I’m not too flexible about the term, unlike those who believe in four types of entrepreneurs. I think an entrepreneur makes a for-profit business that didn’t exist before, without the benefit of existing infrastructure. That rules out what some call social entrepreneurship, because working for nonprofit good is too different than pursuit of viable commercial enterprise. And it rules out corporate entrepreneurship, because starting a new division or business line for an existing company is very different from starting a company from a cocktail napkin.
I said different – I didn’t say harder or more admirable. The numbers probably say that social and corporate efforts are harder, as there seem to be more new companies than there are new social efforts or successful businesses started within large companies.
I’ll differentiate some more: Although I’d include both the fruit stand owner and the tech company titan within my view of entrepreneurs, I don’t think they’re the same in most ways, even at their respective starts. Fruit stands aim for some daily living, selling a well-understood product, within a social infrastructure that understands and supports the concept of buying and eating fruit. The most extreme tech founder dreams of all the money imaginable, with a product that initially seems bizarre, with no apparent revenue model, distribution channel, or plausible customer interest. Although these two kinds of people have something in common, they have a lot more differences. So “entrepreneur” isn’t a binary label – it’s possible for one entrepreneur to be more entrepreneurial than another. Labels are most useful when we use them to distinguish and measure concepts. I don’t like seeing a meaningful word diluted to appease egos or ease conversation.
Because the company I work for now is fairly well known, I should doubly-triply-quadruply emphasize that this is all my opinion, and moreover it’s my opinion about me.

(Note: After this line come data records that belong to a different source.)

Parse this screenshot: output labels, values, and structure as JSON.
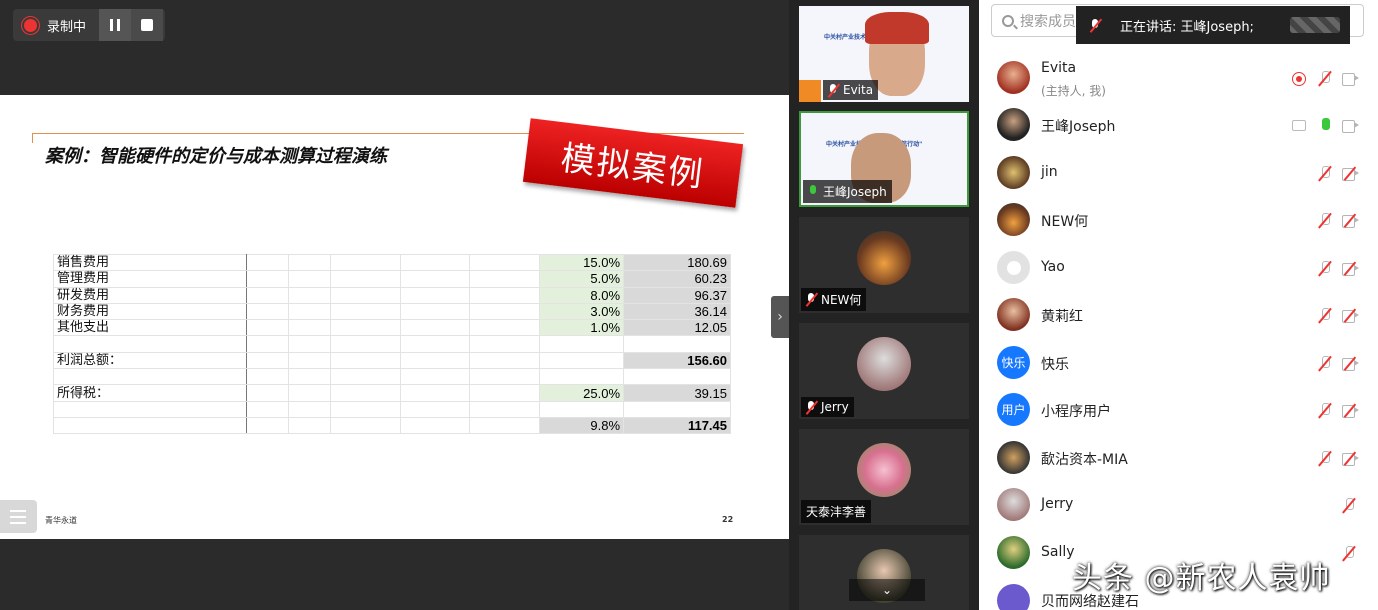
{
  "recording": {
    "label": "录制中"
  },
  "slide": {
    "title": "案例：智能硬件的定价与成本测算过程演练",
    "stamp": "模拟案例",
    "footer": "青华永道",
    "page": "22",
    "rows": [
      {
        "label": "销售费用",
        "pct": "15.0%",
        "value": "180.69"
      },
      {
        "label": "管理费用",
        "pct": "5.0%",
        "value": "60.23"
      },
      {
        "label": "研发费用",
        "pct": "8.0%",
        "value": "96.37"
      },
      {
        "label": "财务费用",
        "pct": "3.0%",
        "value": "36.14"
      },
      {
        "label": "其他支出",
        "pct": "1.0%",
        "value": "12.05"
      }
    ],
    "profit_label": "利润总额：",
    "profit_value": "156.60",
    "tax_label": "所得税：",
    "tax_pct": "25.0%",
    "tax_value": "39.15",
    "net_pct": "9.8%",
    "net_value": "117.45"
  },
  "videos": [
    {
      "name": "Evita"
    },
    {
      "name": "王峰Joseph"
    },
    {
      "name": "NEW何"
    },
    {
      "name": "Jerry"
    },
    {
      "name": "天泰沣李善"
    }
  ],
  "thumb_text": "中关村产业技术联盟\"联合护航行动\"",
  "panel": {
    "search_placeholder": "搜索成员",
    "speaking": "正在讲话: 王峰Joseph;",
    "members": [
      {
        "name": "Evita",
        "sub": "(主持人, 我)"
      },
      {
        "name": "王峰Joseph"
      },
      {
        "name": "jin"
      },
      {
        "name": "NEW何"
      },
      {
        "name": "Yao"
      },
      {
        "name": "黄莉红"
      },
      {
        "name": "快乐",
        "avatar_text": "快乐"
      },
      {
        "name": "小程序用户",
        "avatar_text": "用户"
      },
      {
        "name": "歃沾资本-MIA"
      },
      {
        "name": "Jerry"
      },
      {
        "name": "Sally"
      },
      {
        "name": "贝而网络赵建石"
      }
    ]
  },
  "watermark": "头条 @新农人袁帅"
}
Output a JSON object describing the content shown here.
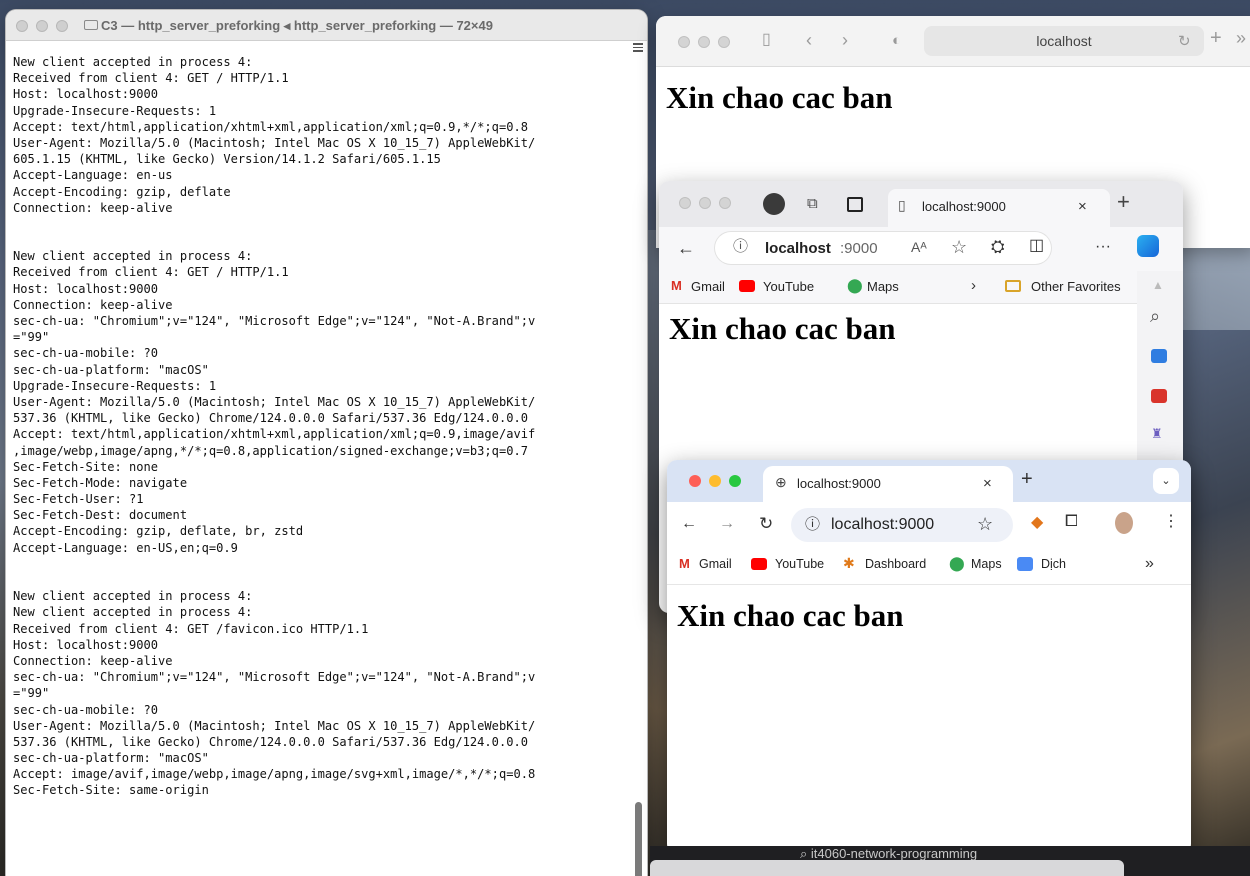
{
  "terminal": {
    "title": "C3 — http_server_preforking ◂ http_server_preforking — 72×49",
    "lines": [
      "New client accepted in process 4:",
      "Received from client 4: GET / HTTP/1.1",
      "Host: localhost:9000",
      "Upgrade-Insecure-Requests: 1",
      "Accept: text/html,application/xhtml+xml,application/xml;q=0.9,*/*;q=0.8",
      "User-Agent: Mozilla/5.0 (Macintosh; Intel Mac OS X 10_15_7) AppleWebKit/",
      "605.1.15 (KHTML, like Gecko) Version/14.1.2 Safari/605.1.15",
      "Accept-Language: en-us",
      "Accept-Encoding: gzip, deflate",
      "Connection: keep-alive",
      "",
      "",
      "New client accepted in process 4:",
      "Received from client 4: GET / HTTP/1.1",
      "Host: localhost:9000",
      "Connection: keep-alive",
      "sec-ch-ua: \"Chromium\";v=\"124\", \"Microsoft Edge\";v=\"124\", \"Not-A.Brand\";v",
      "=\"99\"",
      "sec-ch-ua-mobile: ?0",
      "sec-ch-ua-platform: \"macOS\"",
      "Upgrade-Insecure-Requests: 1",
      "User-Agent: Mozilla/5.0 (Macintosh; Intel Mac OS X 10_15_7) AppleWebKit/",
      "537.36 (KHTML, like Gecko) Chrome/124.0.0.0 Safari/537.36 Edg/124.0.0.0",
      "Accept: text/html,application/xhtml+xml,application/xml;q=0.9,image/avif",
      ",image/webp,image/apng,*/*;q=0.8,application/signed-exchange;v=b3;q=0.7",
      "Sec-Fetch-Site: none",
      "Sec-Fetch-Mode: navigate",
      "Sec-Fetch-User: ?1",
      "Sec-Fetch-Dest: document",
      "Accept-Encoding: gzip, deflate, br, zstd",
      "Accept-Language: en-US,en;q=0.9",
      "",
      "",
      "New client accepted in process 4:",
      "New client accepted in process 4:",
      "Received from client 4: GET /favicon.ico HTTP/1.1",
      "Host: localhost:9000",
      "Connection: keep-alive",
      "sec-ch-ua: \"Chromium\";v=\"124\", \"Microsoft Edge\";v=\"124\", \"Not-A.Brand\";v",
      "=\"99\"",
      "sec-ch-ua-mobile: ?0",
      "User-Agent: Mozilla/5.0 (Macintosh; Intel Mac OS X 10_15_7) AppleWebKit/",
      "537.36 (KHTML, like Gecko) Chrome/124.0.0.0 Safari/537.36 Edg/124.0.0.0",
      "sec-ch-ua-platform: \"macOS\"",
      "Accept: image/avif,image/webp,image/apng,image/svg+xml,image/*,*/*;q=0.8",
      "Sec-Fetch-Site: same-origin"
    ]
  },
  "safari": {
    "url": "localhost",
    "heading": "Xin chao cac ban"
  },
  "edge": {
    "tab_title": "localhost:9000",
    "url_host": "localhost",
    "url_port": ":9000",
    "favorites": [
      "Gmail",
      "YouTube",
      "Maps"
    ],
    "other_favorites": "Other Favorites",
    "heading": "Xin chao cac ban"
  },
  "chrome": {
    "tab_title": "localhost:9000",
    "url": "localhost:9000",
    "bookmarks": [
      "Gmail",
      "YouTube",
      "Dashboard",
      "Maps",
      "Dịch"
    ],
    "heading": "Xin chao cac ban"
  },
  "taskbar": {
    "search_text": "⌕ it4060-network-programming"
  },
  "colors": {
    "red": "#fe5f57",
    "yellow": "#febc2e",
    "green": "#28c840",
    "chrome_top": "#d9e3f4"
  }
}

I can believe that for many entrepreneurs, coming to Google doesn’t mean that your days as an entrepreneur are over – those entrepreneurs are more entrepreneurial than I ever was, which I’ve admitted isn’t a high bar.
And although I’m still a startup guy at heart, I can believe that Google can in important ways return to its startup roots, even though I’m naturally inclined to disbelieve that a large company can have the “energy, pace and soul of a startup.” But I’d say that you have to measure the energy and pace in the context of the scale of the ambition. People who think that Google is slow or that the competition is anything other than the unknown future are probably underestimating the enormous opportunity remaining in the information economy.
Ah, but that last bit, the “soul” of a startup … what does that even mean? That’s tricky, and probably the topic of another post.